Oh, there are lots! The woodpecker who regularly visits the bird feeder in my garden. This year I saw one of the adults feeding a juvenile; that was special. Every autumn when the trees lose their leaves and you can see their buds already forming for next year’s foliage… Greeting the local foxes. I walk past a park on my way to work and there’s an area I call Fox Corner where they often hang out on a sunny morning. I once counted nine of them, just chilling.

“Like Chornobyl rain, an event has to touch you for it to register.” Something I took from this book, and your previous book The Coral Bones was the power of personal connections, personal stories, to reshape our understanding of a wider world. As an artist it’s easy to feel hopeless in the face of climate devastation – can storytelling play a role?

I really believe it can. It’s so easy to feel despondent, and to believe there’s no alternative, when so much of our political discourse seems bent on pushing individualism and profit to the devastation of all life on earth. Writing, and all art, is a hugely powerful tool and one I think we can use to present alternatives, put ideas out there, and remind people there is another way. And, to show that there’s still so much worth fighting for.

You post on instagram about the process of rewilding and rejuvenating your back garden. Does gardening and growing inform your writing prose or process? 
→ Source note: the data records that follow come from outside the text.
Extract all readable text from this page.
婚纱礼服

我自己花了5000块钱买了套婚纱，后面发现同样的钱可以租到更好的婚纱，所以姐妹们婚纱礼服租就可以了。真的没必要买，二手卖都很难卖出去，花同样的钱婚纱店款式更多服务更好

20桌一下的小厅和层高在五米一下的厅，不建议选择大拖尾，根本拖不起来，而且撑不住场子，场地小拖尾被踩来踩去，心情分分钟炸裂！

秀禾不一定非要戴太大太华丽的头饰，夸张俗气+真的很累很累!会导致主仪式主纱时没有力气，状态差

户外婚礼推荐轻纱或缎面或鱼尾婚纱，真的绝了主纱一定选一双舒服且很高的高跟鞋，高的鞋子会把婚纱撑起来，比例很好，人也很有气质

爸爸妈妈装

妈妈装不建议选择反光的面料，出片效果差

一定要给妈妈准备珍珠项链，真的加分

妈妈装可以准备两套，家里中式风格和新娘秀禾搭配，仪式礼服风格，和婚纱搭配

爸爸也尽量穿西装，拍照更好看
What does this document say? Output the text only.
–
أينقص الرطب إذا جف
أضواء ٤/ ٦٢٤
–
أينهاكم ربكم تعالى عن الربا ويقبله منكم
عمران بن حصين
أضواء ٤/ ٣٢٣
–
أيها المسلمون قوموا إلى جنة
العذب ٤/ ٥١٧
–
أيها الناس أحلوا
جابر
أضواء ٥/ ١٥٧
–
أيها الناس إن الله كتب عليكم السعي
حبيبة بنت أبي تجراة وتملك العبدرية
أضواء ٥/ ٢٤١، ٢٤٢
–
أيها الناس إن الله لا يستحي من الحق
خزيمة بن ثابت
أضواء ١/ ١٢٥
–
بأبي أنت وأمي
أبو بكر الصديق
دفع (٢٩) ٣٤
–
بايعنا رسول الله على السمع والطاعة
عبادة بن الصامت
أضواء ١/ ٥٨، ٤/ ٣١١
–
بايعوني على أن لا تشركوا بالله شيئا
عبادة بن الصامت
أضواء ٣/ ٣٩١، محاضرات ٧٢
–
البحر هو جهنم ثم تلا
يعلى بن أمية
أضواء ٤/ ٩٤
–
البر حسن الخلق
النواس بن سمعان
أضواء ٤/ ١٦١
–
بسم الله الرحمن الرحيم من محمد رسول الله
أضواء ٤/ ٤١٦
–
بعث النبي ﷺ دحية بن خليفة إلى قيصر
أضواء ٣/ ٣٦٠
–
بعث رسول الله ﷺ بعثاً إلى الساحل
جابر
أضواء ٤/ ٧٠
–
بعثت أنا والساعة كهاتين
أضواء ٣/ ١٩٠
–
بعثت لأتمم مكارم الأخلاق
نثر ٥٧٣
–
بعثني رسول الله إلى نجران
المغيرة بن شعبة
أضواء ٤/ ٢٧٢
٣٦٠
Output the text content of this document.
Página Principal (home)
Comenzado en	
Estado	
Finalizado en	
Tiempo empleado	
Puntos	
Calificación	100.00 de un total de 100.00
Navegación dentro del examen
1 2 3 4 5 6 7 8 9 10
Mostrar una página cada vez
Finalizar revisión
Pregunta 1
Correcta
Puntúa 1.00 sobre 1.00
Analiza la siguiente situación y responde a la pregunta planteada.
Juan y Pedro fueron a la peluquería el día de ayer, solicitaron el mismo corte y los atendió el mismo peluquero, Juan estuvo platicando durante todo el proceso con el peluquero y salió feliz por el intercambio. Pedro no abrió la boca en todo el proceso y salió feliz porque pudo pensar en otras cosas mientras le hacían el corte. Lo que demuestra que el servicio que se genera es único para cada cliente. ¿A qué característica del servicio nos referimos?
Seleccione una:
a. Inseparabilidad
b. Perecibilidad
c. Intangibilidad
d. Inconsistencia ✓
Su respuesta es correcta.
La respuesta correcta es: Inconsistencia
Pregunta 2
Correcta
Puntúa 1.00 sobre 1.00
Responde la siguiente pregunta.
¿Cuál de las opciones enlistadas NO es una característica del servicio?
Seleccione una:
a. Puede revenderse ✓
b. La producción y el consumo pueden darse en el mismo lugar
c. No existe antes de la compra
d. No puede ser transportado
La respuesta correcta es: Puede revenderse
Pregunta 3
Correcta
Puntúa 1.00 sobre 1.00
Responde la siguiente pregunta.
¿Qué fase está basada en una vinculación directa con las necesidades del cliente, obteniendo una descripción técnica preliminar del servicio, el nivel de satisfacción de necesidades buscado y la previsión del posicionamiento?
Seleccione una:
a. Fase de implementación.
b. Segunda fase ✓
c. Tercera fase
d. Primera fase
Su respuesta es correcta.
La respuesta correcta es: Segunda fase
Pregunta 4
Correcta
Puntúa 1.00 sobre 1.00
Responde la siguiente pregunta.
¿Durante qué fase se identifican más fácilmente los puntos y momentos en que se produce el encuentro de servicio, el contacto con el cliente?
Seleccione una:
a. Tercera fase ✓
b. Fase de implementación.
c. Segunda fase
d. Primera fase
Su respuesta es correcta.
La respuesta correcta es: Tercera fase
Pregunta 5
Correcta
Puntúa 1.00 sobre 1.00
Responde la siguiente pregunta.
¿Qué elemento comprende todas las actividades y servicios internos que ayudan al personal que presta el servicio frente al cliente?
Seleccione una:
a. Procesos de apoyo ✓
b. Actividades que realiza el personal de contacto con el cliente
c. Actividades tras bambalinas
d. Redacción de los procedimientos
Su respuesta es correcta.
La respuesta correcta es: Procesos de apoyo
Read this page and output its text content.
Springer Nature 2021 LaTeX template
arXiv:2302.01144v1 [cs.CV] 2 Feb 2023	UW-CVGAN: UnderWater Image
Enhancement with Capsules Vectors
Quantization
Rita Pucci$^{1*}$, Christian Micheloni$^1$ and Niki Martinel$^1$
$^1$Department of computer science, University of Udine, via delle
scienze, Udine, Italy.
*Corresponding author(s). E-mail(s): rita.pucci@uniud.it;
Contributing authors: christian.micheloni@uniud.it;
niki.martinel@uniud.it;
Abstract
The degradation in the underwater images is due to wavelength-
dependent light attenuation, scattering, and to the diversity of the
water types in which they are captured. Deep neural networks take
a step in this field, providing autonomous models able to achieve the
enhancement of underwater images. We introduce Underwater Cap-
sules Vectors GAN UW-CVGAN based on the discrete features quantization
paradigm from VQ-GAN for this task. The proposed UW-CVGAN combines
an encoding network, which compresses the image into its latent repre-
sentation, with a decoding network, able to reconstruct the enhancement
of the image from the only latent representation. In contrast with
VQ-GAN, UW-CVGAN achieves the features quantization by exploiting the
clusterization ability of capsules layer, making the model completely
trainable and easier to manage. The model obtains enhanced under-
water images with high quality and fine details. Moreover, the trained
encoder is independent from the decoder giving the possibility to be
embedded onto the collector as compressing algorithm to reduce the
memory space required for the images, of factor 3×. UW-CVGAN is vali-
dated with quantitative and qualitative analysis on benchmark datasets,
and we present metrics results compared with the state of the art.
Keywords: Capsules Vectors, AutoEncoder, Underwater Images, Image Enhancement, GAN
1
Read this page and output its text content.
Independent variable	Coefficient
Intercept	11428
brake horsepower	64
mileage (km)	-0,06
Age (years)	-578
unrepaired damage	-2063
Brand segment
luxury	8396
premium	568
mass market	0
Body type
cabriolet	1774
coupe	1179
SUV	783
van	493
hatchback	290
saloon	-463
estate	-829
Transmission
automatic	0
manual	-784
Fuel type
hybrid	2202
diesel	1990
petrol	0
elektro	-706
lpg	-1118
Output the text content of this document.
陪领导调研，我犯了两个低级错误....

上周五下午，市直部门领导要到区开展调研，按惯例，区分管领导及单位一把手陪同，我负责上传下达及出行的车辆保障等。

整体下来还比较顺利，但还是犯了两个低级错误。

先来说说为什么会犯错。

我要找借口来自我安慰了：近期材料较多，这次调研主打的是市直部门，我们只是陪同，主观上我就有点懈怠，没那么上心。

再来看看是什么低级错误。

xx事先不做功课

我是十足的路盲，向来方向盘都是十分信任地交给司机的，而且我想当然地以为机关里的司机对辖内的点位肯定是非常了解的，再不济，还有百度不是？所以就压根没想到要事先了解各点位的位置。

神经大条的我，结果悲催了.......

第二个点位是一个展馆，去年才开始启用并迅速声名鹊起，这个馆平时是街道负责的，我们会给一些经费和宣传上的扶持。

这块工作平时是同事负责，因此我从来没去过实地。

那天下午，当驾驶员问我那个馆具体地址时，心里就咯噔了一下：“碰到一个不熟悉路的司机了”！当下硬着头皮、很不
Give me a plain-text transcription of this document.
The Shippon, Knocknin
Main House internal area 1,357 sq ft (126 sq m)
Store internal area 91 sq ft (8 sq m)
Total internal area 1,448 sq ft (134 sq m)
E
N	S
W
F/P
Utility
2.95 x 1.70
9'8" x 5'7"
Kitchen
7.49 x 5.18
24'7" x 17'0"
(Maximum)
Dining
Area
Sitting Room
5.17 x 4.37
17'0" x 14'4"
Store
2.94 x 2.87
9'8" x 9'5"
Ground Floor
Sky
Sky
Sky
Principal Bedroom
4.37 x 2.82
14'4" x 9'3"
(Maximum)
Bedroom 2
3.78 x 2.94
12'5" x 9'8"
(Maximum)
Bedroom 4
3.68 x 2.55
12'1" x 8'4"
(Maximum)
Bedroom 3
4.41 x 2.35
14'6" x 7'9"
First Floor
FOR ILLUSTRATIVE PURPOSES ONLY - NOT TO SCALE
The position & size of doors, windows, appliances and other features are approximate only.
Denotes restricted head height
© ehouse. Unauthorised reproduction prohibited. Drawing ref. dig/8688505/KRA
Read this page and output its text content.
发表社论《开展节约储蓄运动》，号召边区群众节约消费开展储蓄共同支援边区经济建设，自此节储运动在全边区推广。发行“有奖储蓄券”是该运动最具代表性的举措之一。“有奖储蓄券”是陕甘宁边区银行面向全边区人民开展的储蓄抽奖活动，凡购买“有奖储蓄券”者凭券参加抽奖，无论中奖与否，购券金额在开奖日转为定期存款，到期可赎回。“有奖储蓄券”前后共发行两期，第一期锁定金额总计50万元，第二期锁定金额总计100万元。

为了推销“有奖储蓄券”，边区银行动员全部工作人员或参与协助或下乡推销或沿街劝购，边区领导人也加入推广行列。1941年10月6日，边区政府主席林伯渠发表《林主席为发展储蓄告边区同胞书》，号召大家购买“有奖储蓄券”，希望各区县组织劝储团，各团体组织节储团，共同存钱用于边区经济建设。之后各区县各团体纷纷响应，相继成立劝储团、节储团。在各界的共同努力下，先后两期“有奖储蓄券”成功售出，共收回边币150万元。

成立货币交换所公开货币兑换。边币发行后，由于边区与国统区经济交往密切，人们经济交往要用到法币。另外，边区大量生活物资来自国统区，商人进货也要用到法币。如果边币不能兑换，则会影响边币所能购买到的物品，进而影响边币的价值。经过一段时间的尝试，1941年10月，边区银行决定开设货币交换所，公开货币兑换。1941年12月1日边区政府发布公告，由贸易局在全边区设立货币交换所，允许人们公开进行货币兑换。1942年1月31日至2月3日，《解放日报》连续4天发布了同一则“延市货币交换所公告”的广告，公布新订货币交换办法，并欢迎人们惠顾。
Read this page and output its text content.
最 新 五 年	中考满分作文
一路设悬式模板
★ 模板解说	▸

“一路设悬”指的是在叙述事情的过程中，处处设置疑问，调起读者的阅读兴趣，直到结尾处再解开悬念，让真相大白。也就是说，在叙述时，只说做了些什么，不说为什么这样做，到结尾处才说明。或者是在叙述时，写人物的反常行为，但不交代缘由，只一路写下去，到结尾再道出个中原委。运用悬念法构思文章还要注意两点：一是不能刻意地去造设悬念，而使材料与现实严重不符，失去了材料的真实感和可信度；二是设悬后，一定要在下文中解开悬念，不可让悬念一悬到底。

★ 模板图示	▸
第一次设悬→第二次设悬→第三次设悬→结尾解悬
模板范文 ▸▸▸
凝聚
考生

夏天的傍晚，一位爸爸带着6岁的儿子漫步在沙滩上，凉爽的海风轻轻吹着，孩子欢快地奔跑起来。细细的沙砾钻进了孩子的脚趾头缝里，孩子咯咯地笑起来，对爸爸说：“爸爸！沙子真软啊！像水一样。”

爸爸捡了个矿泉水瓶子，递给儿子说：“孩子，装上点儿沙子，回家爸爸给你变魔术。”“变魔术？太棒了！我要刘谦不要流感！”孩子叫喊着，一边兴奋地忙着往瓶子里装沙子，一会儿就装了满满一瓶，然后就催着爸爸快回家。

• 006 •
I love nurturing a garden that is both beautiful and welcoming to wildlife. Gardening has certain parallels with editing words, in the way you think about rhythm, and flow, and repeated themes, and grace notes. The time I’ve spent gardening has definitely made me want to write more about those experiences. And in the same way I hope my garden is a haven for wildlife, I also want to make my writing inclusive. So for example, in Wolves I use ‘she/he/they’ pronouns for non-human animals rather than ‘it’. I try to do this in my daily language too, though it’s so deeply ingrained I constantly have to re-remember. But if you say, ‘Who’s that on the feeder’, you instantly reframe the relationship with your visitor compared to, ‘What’s that on the feeder’. Robin Wall Kimmerer also talks about this in her essay The Grammar of Animacy.

Did the book always have this title, or was it called something else while you worked on it? 

The original title was actually ‘The End Where We Begin’, but we had to change it as it’s similar to some other big titles already published. But that sense of beginning at the end – with the fracture points of Covid-19 and Chornobyl – was important to the novel’s sense of opening out, the idea of light after catastrophe. So with the pandemic, whilst it exposed so many inequities in our society, for some people it also meant noticing birdsong for the first time, or sowing their first vegetable seeds. And with Chornobyl, the Exclusion Zone has become an unplanned rewilding experiment on a massive scale.

You’re known for your Osiris Project trilogy, as well as The Coral Bones and Paris Adrift. Where would you recommend new readers begin with your work? 

If you like climate and eco-fiction, I would start with When There Are Wolves Again or The Coral Bones – I think of them as sister novels.

Finally, can you tell us a bit about what you’re working on now/next? 

I don’t have an active work-in-progress at the moment, so I’m mulling over various ideas, and hoping some seeds will start to germinate…

When There Are Wolves Again by E.J. Swift is out now!